Research from Rutgers Cancer Institute of New Jersey shows that the RUNX2 protein, which regulates the transcription of genetic messages responsible for the different functions of cells, may play a role in melanoma cell growth and spread and could serve as a therapeutic target for the disease.
Abnormal and uncontrolled production of this class of proteins, known as transcription factors, allow for cells to bypass growth control mechanisms and to develop characteristics necessary for invading surrounding tissues. Some transcription factors already have been identified as playing a role in melanoma development. These discoveries come into a favorable context of new drugs against transcription factors being tested in clinical trials. In the study, published in the current online edition of Cancer Letters, senior author Karine Cohen-Solal, PhD, and colleagues show for the first time that the RUNX2 transcription factor could also serve as a possible treatment target for melanoma.
This latest research shows deviant messaging translated through RUNX2 may result in melanoma growth, migration and invasion. In order to further understand the impact of such abnormal messaging, investigators artificially reduced the amount of RUNX2 in melanoma cells through a genetic approach. As a result, reduced abilities for cell growth, migration and invasion were found.

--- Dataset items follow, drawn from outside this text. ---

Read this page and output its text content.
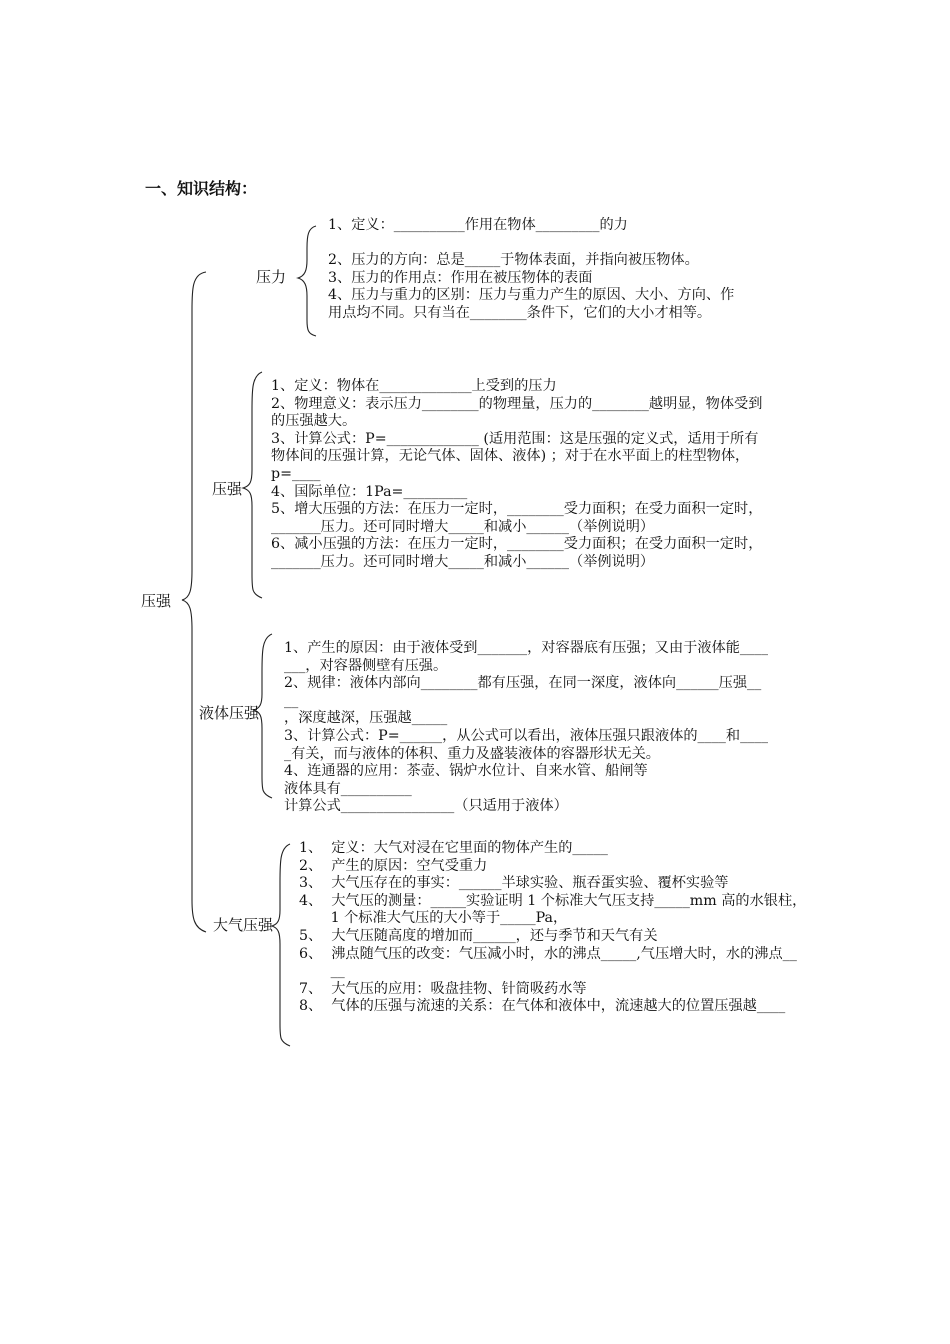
一、知识结构：
压强
压力
压强
液体压强
大气压强
1、定义：__________作用在物体_________的力
2、压力的方向：总是_____于物体表面，并指向被压物体。
3、压力的作用点：作用在被压物体的表面
4、压力与重力的区别：压力与重力产生的原因、大小、方向、作
用点均不同。只有当在________条件下，它们的大小才相等。
1、定义：物体在_____________上受到的压力
2、物理意义：表示压力________的物理量，压力的________越明显，物体受到
的压强越大。
3、计算公式：P=_____________ (适用范围：这是压强的定义式，适用于所有
物体间的压强计算，无论气体、固体、液体) ；对于在水平面上的柱型物体，
p=____
4、国际单位：1Pa=_________
5、增大压强的方法：在压力一定时，________受力面积；在受力面积一定时，
_______压力。还可同时增大_____和减小______（举例说明）
6、减小压强的方法：在压力一定时，________受力面积；在受力面积一定时，
_______压力。还可同时增大_____和减小______（举例说明）
1、产生的原因：由于液体受到_______，对容器底有压强；又由于液体能____
___，对容器侧壁有压强。
2、规律：液体内部向________都有压强，在同一深度，液体向______压强__
__
，深度越深，压强越_____
3、计算公式：P=______，从公式可以看出，液体压强只跟液体的____和____
_有关，而与液体的体积、重力及盛装液体的容器形状无关。
4、连通器的应用：茶壶、锅炉水位计、自来水管、船闸等
液体具有__________
计算公式________________（只适用于液体）
1、  定义：大气对浸在它里面的物体产生的_____
2、  产生的原因：空气受重力
3、  大气压存在的事实：______半球实验、瓶吞蛋实验、覆杯实验等
4、  大气压的测量：_____实验证明 1 个标准大气压支持_____mm 高的水银柱，
1 个标准大气压的大小等于_____Pa，
5、  大气压随高度的增加而______，还与季节和天气有关
6、  沸点随气压的改变：气压减小时，水的沸点_____,气压增大时，水的沸点__
__
7、  大气压的应用：吸盘挂物、针筒吸药水等
8、  气体的压强与流速的关系：在气体和液体中，流速越大的位置压强越____
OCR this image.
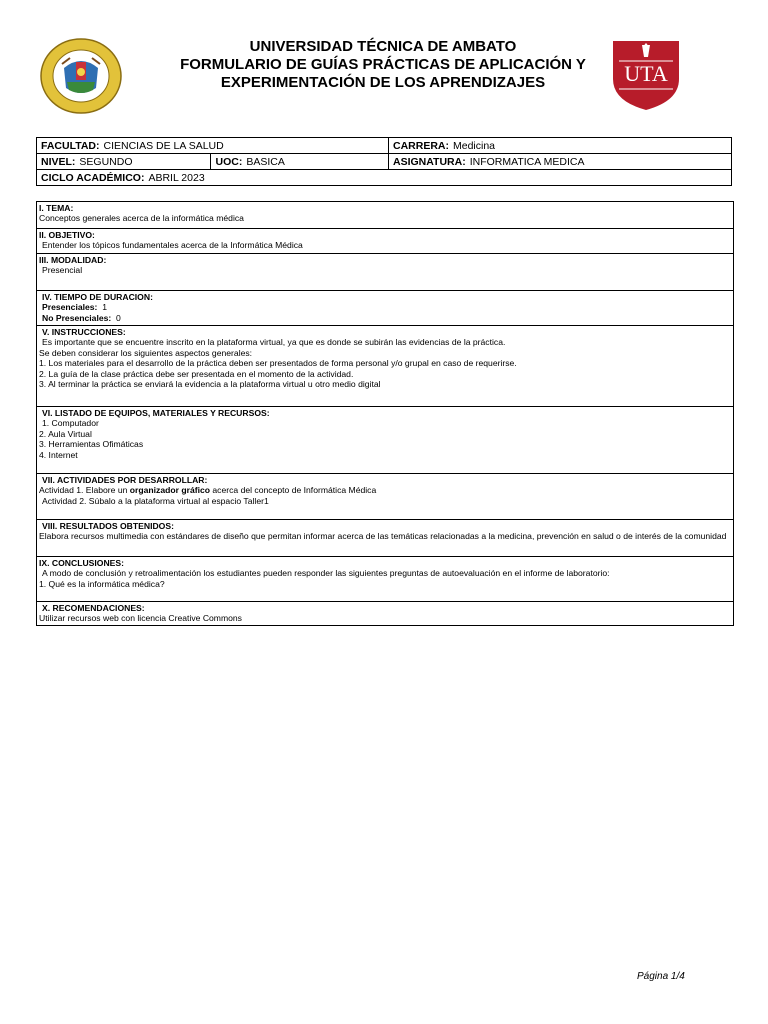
UNIVERSIDAD TÉCNICA DE AMBATO
FORMULARIO DE GUÍAS PRÁCTICAS DE APLICACIÓN Y
EXPERIMENTACIÓN DE LOS APRENDIZAJES	UTA
FACULTAD: CIENCIAS DE LA SALUD		CARRERA: Medicina
NIVEL: SEGUNDO	UOC: BASICA	ASIGNATURA: INFORMATICA MEDICA
CICLO ACADÉMICO: ABRIL 2023		
I. TEMA:
Conceptos generales acerca de la informática médica
II. OBJETIVO:
Entender los tópicos fundamentales acerca de la Informática Médica
III. MODALIDAD:
Presencial
IV. TIEMPO DE DURACION:
Presenciales: 1
No Presenciales: 0
V. INSTRUCCIONES:
Es importante que se encuentre inscrito en la plataforma virtual, ya que es donde se subirán las evidencias de la práctica.
Se deben considerar los siguientes aspectos generales:
1. Los materiales para el desarrollo de la práctica deben ser presentados de forma personal y/o grupal en caso de requerirse.
2. La guía de la clase práctica debe ser presentada en el momento de la actividad.
3. Al terminar la práctica se enviará la evidencia a la plataforma virtual u otro medio digital
VI. LISTADO DE EQUIPOS, MATERIALES Y RECURSOS:
1. Computador
2. Aula Virtual
3. Herramientas Ofimáticas
4. Internet
VII. ACTIVIDADES POR DESARROLLAR:
Actividad 1. Elabore un organizador gráfico acerca del concepto de Informática Médica
Actividad 2. Súbalo a la plataforma virtual al espacio Taller1
VIII. RESULTADOS OBTENIDOS:
Elabora recursos multimedia con estándares de diseño que permitan informar acerca de las temáticas relacionadas a la medicina, prevención en salud o de interés de la comunidad
IX. CONCLUSIONES:
A modo de conclusión y retroalimentación los estudiantes pueden responder las siguientes preguntas de autoevaluación en el informe de laboratorio:
1. Qué es la informática médica?
X. RECOMENDACIONES:
Utilizar recursos web con licencia Creative Commons
Página 1/4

"Successful efforts to render transcription factors 'drugable' by interfering with different aspects of their transcriptional activity make this class of proteins attractive targets for therapy," says Dr. Cohen-Solal, a researcher at the Cancer Institute and an assistant professor of medicine at Rutgers Robert Wood Johnson Medical School. "Exploring the role of RUNX2 in the development of melanoma is likely to reveal new mechanisms driving melanoma progression and identify a target for novel anti-melanoma agents, thereby opening new avenues for the treatment of this disease."